The evidence is scarcely disputed and is conclusive that the proper notice and plats were posted up with the names of Mrs. Graham. Superintendent of Schools of Mississippi County, and Mr. Swan, Superintendent of Schools of New Madrid County, attached, and that the plat and certificate of election were transmitted to Ransburg, then Clerk of the County Court of New Madrid County.

After the certificate of election was sent to Mr. Ransburg he issued a certificate of the authorized valuation of the land under consideration here, and certified it to the officials of Consolidated School District Number 1. No doubt he did that because of the certificate of consolidation presented to him and the filing of the plat. These facts show the general recognition of the consolidation, with the exception of the collection of taxes on this particular land.
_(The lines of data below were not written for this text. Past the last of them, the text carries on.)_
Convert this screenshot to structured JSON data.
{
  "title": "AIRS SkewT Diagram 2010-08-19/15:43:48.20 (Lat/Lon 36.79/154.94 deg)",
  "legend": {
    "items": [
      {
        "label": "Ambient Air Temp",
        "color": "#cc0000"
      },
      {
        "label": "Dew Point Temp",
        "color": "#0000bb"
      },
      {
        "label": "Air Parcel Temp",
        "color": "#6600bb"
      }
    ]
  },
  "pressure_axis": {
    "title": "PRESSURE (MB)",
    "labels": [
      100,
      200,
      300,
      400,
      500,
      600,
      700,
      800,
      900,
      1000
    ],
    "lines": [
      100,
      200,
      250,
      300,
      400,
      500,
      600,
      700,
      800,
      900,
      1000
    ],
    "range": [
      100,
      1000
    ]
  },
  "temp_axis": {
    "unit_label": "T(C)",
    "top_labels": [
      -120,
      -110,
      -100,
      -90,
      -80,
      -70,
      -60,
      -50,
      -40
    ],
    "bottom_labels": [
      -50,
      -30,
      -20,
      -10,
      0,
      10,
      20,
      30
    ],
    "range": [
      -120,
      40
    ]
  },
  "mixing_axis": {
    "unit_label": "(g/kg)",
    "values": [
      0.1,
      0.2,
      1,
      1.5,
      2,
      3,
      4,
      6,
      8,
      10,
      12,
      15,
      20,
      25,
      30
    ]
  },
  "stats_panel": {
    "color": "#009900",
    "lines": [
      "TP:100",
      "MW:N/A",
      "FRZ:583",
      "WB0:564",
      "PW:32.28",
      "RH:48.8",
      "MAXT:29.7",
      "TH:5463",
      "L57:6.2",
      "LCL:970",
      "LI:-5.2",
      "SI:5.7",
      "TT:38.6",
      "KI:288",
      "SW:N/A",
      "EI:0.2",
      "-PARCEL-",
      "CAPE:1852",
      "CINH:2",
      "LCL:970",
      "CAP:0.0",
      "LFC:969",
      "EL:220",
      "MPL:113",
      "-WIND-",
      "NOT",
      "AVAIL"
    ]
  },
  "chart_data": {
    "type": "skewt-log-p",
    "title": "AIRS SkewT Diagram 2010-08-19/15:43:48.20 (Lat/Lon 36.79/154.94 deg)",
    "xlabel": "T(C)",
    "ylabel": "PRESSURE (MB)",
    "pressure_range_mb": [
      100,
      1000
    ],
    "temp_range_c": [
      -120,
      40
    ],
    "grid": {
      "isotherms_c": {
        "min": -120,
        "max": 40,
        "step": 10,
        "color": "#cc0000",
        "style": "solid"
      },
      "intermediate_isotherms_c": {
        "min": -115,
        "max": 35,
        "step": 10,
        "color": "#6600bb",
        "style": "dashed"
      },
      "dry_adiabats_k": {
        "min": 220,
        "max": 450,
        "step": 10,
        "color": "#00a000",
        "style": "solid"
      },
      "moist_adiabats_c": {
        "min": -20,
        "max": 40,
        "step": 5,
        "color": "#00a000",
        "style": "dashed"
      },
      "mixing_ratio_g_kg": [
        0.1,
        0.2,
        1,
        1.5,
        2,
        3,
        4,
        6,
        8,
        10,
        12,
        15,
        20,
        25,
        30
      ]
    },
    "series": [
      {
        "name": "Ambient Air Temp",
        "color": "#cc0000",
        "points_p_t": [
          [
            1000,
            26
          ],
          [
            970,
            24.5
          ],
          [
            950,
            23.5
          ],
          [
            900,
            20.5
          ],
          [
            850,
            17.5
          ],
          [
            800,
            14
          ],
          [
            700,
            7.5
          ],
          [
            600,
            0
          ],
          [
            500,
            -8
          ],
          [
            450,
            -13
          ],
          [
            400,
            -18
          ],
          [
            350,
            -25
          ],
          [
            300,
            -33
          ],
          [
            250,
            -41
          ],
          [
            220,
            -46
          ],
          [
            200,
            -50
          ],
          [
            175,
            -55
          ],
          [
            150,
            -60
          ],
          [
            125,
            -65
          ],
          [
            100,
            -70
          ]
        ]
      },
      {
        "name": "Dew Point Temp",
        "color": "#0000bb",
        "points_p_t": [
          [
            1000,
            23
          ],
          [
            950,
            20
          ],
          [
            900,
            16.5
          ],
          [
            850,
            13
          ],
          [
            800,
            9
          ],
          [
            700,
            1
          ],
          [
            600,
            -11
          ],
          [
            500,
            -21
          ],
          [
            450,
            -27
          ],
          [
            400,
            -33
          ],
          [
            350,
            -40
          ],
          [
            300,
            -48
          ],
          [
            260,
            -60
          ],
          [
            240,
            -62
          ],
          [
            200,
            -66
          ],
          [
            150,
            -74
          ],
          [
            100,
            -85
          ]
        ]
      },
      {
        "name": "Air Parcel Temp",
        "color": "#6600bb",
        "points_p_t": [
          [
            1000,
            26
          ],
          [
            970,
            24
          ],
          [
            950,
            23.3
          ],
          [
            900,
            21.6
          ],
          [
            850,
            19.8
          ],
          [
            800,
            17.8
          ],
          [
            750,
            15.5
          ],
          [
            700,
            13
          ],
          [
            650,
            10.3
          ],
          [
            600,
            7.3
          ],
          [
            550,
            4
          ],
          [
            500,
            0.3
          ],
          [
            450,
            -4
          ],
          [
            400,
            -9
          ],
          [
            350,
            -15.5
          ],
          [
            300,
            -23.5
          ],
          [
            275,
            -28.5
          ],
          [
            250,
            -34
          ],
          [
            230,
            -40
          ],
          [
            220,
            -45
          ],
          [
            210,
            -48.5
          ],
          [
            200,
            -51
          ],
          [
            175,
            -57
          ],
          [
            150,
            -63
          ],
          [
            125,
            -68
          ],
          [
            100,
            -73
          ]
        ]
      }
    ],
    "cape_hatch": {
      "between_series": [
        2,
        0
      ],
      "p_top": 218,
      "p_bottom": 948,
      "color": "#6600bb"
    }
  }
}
It must be borne in mind at this point that school districts 20 and 21 in New Madrid County are not parties to the proceeding nor complaining here. This court held in State ex rel. School District No. 1 v. Hackmann, 277 Mo. 56, a proceeding by mandamus to compel the State Auditor to register bonds voted and issued by relator, that the respondent State Auditor did not represent and had no right to represent or litigate the rights of those school districts. The same is true of the county clerk here. He does not represent school districts numbers 20 and 21. It may be said further that he does not represent individuals whose land is sought to be taxed. Those very persons, at least a majority of them, whose lands the relator seeks to have extended for taxation in the district, have recognized the district, sent their children to school there, voted there and served as officials there. They are not complaining and the respondent has no right to complain for them under that ruling. In the Hackmann case some of the very facts alleged here to show laches or to show want of organization were determined against respondent by this court. The persons whose land is sought to be taxed are not complaining; the respondent has only a ministerial duty to perform; he is in no position under his return to question either the incorporation of relator nor the inclusion of the land in New Madrid County within the district.